Le Bulletin officiel du 26 juin publie quatre dahirs qui concernent le champ religieux [seule la version en langue arabe est disponible]. Ils portent sur:
1.le programme de lutte contre l’analphabétisme dans les mosquées ;
2.la création d’un prix Mohammed VI de lutte contre l’analphabétisme dans les mosquées ;
3. la création de l’Institut Mohammed VI de formation d’imams, de morchidines et de morchidates ;
4.l’organisation du rôle des préposés religieux, vocable plus général qu’imam, qui englobe les imams dans leurs différentes catégories et statuts.
Les deux derniers dahirs sont significatifs. Le dernier, en particulier, fera date.
Il s’agit du Dahir n°1.14.104 du 20 mai 2014. Les préposés religieux sont des personnes liées par contrat au ministère des Habous ou chargées par lui d’exercer des responsabilités dans les mosquées. Ils se chargent notamment de l’imamat (conduite de la prière), l’encadrement religieux, le conseil, le prêche, l’appel à la prière…
Les obligations des préposés religieux. Il leur est interdit d’exercer toute activité ou de prendre une quelconque position à caractère politique ou syndical, de s’abstenir de tout acte pouvant compromettre les rites, de veiller à la quiétude des lieux de culte.
Les préposés religieux doivent se conformer aux fondements du rite malékite et de la doctrine asharite ainsi que des fondements de la nation ; porter une tenue marocaine au moment d’accomplir leurs responsabilités. C'est un retour à la marocanité sans concessions. Le non respect de ces dispositions entraîne la révocation.
Les autres articles du Dahir prévoient les dispositions en matière d’organisation du travail, des rémunérations, des congés payés ainsi que des conditions d’éligibilité à ces responsabilités. Entre autres, il y a une condition d’âge (inférieur à 50 ans au moment du recrutement) et de formation (licence ou équivalent).
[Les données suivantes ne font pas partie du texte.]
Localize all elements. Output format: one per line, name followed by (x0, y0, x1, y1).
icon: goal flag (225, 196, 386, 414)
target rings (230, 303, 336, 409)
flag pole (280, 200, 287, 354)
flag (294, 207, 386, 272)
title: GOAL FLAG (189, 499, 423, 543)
La causerie religieuse inaugurale de ce mois de Ramadan, qui a eu lieu mardi devant le Roi, a été prononcée par Ahmed Toufiq, ministre des Habous et des Affaires islamiques. Et comme tout propos prononcé par le ministre, a fortiori en présence du Roi, le choix du sujet avait du sens.
Le thème officiel était le suivant : “'Les mécanismes de protection de la religion et de la foi au Royaume du Maroc'', s'inspirant du verset du Saint Coran: "Il vous a légiféré en matière de religion, ce qu'Il avait enjoint à Noé, ce que Nous t'avons révélé, ainsi que ce que Nous avons enjoint à Abraham, à Moïse et à Jésus: Etablissez la religion, et n'en faites pas un sujet de divisions''.
En d’autres termes, il s’agissait du monopole du champ religieux, la religion ne devant pas être un facteur de division mais d’unité.
Les lecteurs de Médias 24 le savent bien : depuis le lancement de notre portail, nous n’avons cessé de réaffirmer que le monopole du champ religieux est un impératif essentiel et stratégique. L’ouverture du champ religieux à la libre concurrence n’a enfanté au mieux que la discorde, au pire les violences et les guerres.
Le Maroc passe donc un nouveau palier en matière de restructuration du champ religieux. On ne pourra plus mêler politique et religion. On ne pourra plus diffuser dans les mosquées n’importe quelle vision, interprétation, voire falsification de l’islam. Des imams seront dorénavant formés dans un institut spécialement créé pour l’occasion. Et surtout, le monopole du religieux est réaffirmé par la force de la loi, à travers un Dahir.
En ces temps où la circulation des biens religieux est universelle, où une certaine invasion se fait grâce aux nouvelles technologies, où les excès, voire les violences, deviennent omniprésents, ces décisions vont contribuer à préserver le Maroc et les Marocains et à les protéger.
Mais le chantier n’est pas achevé. Le champ religieux est vaste, ses composantes sont nombreuses, d’autres étapes devront suivre.